Gunung Merapi merupakan obyek pendakian yang populer. karena gunung ini merupakan gunung yang sangat mempesona. Jalur pendakian yang paling umum dan dekat adalah melalui sisi utara dari Sèlo, Kabupaten Boyolali, Jawa Tengah, tepatnya di Desa Tlogolele. Desa ini terletak di antara Gunung Merapi dan Gunung Merbabu. Pendakian melalui Selo memakan waktu sekitar lima jam hingga ke puncak.

Jalur populer lain adalah melalui Kaliurang, Kecamatan Pakem, Kabupaten Sleman, Yogyakarta di sisi selatan. Jalur ini lebih terjal dan memakan waktu sekitar 6-7 jam hingga ke puncak. Jalur alternatif yang lain adalah melalui sisi barat laut, dimulai dari Sawangan, Kabupaten Magelang, Jawa Tengah dan melalui sisi tenggara, dari arah Deles, Kecamatan Kemalang, Kabupaten Klaten, Jawa Tengah.

Ini sekilas catatan perjalanan pertamaku menuju ke Merapi..

Perjalanan dimulai dari Bandara Internasional Sultan Hasanuddin Makassar menuju Bandara Internasional Juanda Surabaya. Setiba di Bandara Juanda kemudian lanjut menuju Terminal Bungurasih dengan bus jurusan terminal yang tersedia kira-kira setiap 30 menit. Dari Terminal Bungurasih mengambil Bus Eka jurusan Surabaya - Semarang (via Solo) dan turun di Boyolali (Perempatan setelah Rumah Sakit Pandanaran). Di perempatan kita bisa naik bus kecil menuju desa selo dengan waktu tempuh sekira 45 menit, hingga sampai ke titik start pendakian. Tempat ini bernama New Selo, di sana terdapat beberapa warung dan Joglo yang lumayan luas untuk beristirahat sejenak sebelum memulai pendakian.

New Selo; titik start pendakian


Ketika di New Selo saya mendapati hanya satu warung yang terbuka saat itu, pemiliknya bernama pak Arif biasa dipanggil dengan nama Mas Daeng. Nah, kenapa namanya Mas Daeng? dari cerita beliau bahwa hanya dia satu-satunya orang Sulawesi yang tinggal di daerah itu. Beliau adalah seorang perantau dari Sinjai dan mulai menetap di desa Selo pada tahun 1986, hingga saat ini, beliau sudah menetap, mempunyai istri, dua orang anak, dan seorang cucu. Saya senang bisa bertemu orang yang berasal dari sesama pulau, sangat banyak yang dia ceritakan, tentang pengalamannya menjadi perantau, memulai hidup dari nol dengan hanya mencari kayu bakar untuk dijual, hingga pada tekadnya yang kuat untuk tidak meninggalkan desa Selo semasa erupsi Merapi 2010.

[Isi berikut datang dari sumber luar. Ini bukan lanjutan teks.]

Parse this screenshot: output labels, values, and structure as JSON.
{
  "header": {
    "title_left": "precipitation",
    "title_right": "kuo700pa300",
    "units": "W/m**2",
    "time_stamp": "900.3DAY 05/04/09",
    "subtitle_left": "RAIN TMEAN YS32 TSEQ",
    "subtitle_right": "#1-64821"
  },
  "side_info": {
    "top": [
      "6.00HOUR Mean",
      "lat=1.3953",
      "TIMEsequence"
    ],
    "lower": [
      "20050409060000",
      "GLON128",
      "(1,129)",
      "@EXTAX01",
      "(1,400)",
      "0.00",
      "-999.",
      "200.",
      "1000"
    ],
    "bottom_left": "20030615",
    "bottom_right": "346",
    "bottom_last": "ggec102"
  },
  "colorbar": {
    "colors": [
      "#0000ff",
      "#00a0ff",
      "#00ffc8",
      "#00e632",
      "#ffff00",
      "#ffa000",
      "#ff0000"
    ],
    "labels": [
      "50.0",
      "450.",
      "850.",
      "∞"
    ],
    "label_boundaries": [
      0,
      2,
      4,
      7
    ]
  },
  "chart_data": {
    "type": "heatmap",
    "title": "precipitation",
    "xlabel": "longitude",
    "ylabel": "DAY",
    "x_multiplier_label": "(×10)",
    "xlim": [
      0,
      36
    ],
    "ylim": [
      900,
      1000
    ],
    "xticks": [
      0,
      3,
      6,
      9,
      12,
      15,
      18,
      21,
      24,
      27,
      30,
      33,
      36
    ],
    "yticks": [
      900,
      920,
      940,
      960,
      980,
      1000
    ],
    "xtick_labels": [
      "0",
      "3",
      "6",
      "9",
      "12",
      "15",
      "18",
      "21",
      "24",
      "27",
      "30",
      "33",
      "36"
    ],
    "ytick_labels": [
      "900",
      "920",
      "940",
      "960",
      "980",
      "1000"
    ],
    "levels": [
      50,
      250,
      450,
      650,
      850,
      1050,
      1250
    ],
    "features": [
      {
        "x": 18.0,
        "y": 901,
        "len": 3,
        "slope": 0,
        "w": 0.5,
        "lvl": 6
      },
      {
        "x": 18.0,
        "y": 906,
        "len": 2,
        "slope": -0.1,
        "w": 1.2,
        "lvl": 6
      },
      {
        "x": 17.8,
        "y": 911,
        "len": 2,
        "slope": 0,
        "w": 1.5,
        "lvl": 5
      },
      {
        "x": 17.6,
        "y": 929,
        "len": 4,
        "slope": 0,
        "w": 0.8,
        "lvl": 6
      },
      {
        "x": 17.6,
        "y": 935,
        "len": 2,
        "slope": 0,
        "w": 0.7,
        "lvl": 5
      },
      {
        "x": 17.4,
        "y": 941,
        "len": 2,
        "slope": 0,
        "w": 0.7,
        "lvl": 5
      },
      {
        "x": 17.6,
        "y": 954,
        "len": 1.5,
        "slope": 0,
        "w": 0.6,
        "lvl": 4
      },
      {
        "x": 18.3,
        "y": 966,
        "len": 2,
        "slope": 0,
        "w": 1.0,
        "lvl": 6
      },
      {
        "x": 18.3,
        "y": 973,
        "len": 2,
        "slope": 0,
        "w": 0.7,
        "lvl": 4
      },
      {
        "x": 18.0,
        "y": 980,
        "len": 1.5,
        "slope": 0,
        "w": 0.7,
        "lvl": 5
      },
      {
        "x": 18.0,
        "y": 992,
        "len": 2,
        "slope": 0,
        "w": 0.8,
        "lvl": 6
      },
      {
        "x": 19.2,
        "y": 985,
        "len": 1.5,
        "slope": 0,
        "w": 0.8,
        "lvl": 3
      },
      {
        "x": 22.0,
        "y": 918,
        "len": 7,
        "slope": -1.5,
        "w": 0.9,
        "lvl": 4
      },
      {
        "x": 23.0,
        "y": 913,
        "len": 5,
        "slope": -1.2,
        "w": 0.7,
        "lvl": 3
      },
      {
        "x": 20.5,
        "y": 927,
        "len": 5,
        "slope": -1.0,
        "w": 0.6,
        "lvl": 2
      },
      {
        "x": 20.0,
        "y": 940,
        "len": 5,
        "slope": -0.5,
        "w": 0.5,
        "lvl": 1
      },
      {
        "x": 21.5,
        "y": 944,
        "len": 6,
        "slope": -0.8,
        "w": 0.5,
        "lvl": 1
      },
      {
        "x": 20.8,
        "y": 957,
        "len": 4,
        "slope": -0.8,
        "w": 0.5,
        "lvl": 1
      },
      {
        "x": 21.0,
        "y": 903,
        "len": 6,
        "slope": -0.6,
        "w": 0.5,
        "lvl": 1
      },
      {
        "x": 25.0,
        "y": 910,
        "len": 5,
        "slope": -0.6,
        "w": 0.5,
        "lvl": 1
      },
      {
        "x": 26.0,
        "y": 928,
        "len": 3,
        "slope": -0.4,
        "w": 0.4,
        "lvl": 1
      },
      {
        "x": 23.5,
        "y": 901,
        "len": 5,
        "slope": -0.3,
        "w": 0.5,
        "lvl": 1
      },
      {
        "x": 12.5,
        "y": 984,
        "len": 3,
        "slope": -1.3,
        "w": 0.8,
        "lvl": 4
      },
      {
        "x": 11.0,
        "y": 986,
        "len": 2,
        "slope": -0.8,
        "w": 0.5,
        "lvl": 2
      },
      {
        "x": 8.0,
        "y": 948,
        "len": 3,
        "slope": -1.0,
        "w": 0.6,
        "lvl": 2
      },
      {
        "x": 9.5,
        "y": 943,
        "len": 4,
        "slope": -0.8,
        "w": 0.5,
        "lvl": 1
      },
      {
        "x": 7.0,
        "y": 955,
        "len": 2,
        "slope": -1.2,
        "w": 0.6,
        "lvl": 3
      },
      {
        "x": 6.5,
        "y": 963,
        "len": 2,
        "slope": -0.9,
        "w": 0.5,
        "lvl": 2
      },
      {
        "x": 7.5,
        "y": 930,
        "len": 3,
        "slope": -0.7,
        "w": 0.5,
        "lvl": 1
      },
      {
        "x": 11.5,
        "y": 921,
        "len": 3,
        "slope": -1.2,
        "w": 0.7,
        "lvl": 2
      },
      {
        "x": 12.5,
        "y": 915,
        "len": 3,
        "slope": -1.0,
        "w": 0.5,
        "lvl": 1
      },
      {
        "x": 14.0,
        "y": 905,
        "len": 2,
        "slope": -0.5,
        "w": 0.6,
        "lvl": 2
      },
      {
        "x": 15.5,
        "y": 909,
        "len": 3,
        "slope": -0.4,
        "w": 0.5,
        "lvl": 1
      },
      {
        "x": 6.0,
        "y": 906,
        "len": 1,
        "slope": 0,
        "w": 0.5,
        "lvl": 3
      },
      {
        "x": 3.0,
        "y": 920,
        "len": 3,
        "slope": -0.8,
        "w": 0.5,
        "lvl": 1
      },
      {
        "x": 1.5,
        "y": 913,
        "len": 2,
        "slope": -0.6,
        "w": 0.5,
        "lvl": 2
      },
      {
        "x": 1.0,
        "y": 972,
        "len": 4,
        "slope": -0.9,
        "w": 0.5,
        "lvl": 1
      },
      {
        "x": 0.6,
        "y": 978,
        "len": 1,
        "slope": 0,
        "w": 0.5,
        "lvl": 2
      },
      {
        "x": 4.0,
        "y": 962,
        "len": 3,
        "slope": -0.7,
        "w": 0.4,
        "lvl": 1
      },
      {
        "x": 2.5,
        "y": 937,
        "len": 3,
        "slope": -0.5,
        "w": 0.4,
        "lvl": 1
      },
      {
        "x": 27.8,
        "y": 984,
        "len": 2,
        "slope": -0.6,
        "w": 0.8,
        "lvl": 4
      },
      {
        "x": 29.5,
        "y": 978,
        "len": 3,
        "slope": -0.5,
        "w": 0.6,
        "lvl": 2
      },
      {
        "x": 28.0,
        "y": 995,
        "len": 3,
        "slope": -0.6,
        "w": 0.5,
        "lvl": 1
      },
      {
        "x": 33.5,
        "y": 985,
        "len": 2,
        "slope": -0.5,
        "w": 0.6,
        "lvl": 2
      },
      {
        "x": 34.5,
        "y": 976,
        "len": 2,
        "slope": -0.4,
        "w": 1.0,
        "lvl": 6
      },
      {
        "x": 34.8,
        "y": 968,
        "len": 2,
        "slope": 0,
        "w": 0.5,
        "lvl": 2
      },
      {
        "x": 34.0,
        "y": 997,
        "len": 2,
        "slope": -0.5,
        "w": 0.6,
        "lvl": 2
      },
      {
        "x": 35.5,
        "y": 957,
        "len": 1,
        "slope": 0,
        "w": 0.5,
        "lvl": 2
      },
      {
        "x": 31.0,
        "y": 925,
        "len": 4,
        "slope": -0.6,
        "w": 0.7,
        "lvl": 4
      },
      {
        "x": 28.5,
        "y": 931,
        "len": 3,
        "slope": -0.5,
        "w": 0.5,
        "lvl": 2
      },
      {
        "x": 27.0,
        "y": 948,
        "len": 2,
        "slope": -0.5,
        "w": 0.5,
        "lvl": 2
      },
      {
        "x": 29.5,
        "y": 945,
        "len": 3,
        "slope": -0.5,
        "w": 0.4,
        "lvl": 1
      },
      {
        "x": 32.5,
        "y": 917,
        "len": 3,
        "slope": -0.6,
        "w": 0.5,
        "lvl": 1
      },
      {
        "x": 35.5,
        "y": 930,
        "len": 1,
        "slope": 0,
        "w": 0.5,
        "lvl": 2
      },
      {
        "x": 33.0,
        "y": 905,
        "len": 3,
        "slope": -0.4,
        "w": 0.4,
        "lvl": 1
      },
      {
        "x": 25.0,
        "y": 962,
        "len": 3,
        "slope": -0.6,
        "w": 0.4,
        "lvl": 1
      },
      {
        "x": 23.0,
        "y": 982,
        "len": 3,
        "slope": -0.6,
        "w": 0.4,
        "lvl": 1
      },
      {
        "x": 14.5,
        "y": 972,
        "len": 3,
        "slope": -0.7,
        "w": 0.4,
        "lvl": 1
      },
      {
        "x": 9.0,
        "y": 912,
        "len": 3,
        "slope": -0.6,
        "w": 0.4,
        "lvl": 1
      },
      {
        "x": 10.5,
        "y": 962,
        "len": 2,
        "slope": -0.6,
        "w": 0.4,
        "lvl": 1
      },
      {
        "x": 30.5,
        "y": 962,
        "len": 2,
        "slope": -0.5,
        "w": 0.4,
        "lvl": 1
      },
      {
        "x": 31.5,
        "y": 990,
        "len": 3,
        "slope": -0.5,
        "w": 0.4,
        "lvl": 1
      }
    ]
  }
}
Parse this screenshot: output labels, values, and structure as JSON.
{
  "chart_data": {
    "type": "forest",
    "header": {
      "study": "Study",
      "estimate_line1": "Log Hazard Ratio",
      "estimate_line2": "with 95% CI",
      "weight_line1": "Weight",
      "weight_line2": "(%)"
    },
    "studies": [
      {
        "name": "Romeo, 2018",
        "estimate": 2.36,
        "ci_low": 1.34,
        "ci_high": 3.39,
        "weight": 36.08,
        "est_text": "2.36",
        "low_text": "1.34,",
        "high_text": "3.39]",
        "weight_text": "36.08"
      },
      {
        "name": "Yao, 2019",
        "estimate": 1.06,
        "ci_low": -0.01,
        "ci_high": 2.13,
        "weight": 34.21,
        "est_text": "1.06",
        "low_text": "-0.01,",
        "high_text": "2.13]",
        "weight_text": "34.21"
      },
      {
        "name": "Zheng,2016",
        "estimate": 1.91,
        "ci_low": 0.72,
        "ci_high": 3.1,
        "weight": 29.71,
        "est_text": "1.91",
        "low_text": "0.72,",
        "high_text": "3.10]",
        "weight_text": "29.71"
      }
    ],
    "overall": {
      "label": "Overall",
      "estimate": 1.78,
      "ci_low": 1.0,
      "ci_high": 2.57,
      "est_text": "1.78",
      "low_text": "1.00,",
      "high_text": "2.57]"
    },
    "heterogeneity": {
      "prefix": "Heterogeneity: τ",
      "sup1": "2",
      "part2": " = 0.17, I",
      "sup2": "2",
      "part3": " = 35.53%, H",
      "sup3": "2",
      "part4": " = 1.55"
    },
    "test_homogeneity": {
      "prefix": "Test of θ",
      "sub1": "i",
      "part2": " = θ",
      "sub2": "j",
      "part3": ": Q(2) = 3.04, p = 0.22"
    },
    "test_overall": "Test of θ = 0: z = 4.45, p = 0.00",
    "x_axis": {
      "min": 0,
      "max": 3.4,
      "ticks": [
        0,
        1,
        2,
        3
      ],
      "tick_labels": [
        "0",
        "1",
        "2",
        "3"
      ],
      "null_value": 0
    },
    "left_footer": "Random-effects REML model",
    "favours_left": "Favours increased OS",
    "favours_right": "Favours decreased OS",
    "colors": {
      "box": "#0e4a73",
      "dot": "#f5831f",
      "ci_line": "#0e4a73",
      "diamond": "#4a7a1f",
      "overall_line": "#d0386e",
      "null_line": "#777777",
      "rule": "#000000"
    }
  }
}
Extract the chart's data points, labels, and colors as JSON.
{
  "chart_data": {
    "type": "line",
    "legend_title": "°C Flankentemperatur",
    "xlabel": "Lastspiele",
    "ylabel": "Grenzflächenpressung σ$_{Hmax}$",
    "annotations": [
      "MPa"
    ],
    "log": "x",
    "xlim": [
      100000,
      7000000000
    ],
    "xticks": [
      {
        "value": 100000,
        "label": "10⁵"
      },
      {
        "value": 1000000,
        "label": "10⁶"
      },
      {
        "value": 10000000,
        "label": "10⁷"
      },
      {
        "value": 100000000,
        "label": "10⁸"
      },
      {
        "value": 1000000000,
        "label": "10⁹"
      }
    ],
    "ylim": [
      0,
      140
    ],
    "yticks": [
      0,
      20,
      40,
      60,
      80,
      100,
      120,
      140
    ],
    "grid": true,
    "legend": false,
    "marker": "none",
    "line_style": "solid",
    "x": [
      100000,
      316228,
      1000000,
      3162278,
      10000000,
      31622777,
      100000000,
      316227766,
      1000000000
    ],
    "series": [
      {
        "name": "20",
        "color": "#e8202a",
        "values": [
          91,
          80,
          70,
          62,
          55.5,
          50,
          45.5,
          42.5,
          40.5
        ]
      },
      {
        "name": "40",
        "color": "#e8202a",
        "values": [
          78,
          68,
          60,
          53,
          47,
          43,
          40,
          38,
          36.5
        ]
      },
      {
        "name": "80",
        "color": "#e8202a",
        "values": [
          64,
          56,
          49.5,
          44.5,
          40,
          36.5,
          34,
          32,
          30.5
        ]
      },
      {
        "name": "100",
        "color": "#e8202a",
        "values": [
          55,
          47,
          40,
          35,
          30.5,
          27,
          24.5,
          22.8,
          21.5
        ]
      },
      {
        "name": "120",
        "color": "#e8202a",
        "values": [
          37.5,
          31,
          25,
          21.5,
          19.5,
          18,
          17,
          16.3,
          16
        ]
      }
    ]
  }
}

Tiba di New Selo pada siang hari, menghabiskan waktu dengan mendengar pengalaman dari Mas Daeng hingga sore harinya. Beliau menawarkan untuk beristirahat sejenak di rumahnya yang tidak jauh dari situ. Beliau memberikan informasi tentang pendakian ke Merapi bahwa dibutuhkan waktu sekira 4-5 jam perjalanan. Jika pendakian dimulai sore hari setidaknya membawa peralatan yang lengkap (tenda, kompor, air, ransum dsb) untuk persiapan camping di pos 3 (tiga). Jika hanya sekedar ingin mencapai puncak kemudian turun, sebaiknya pendakian dimulai sekitar pukul 1 atau 2 pagi, agar tiba di puncak disambut dengan matahari terbit yang sudah tentu menjadi pemandangan yang sangat indah di atas sana. Jadi saya memutuskan untuk berangkat pukul 2 pagi.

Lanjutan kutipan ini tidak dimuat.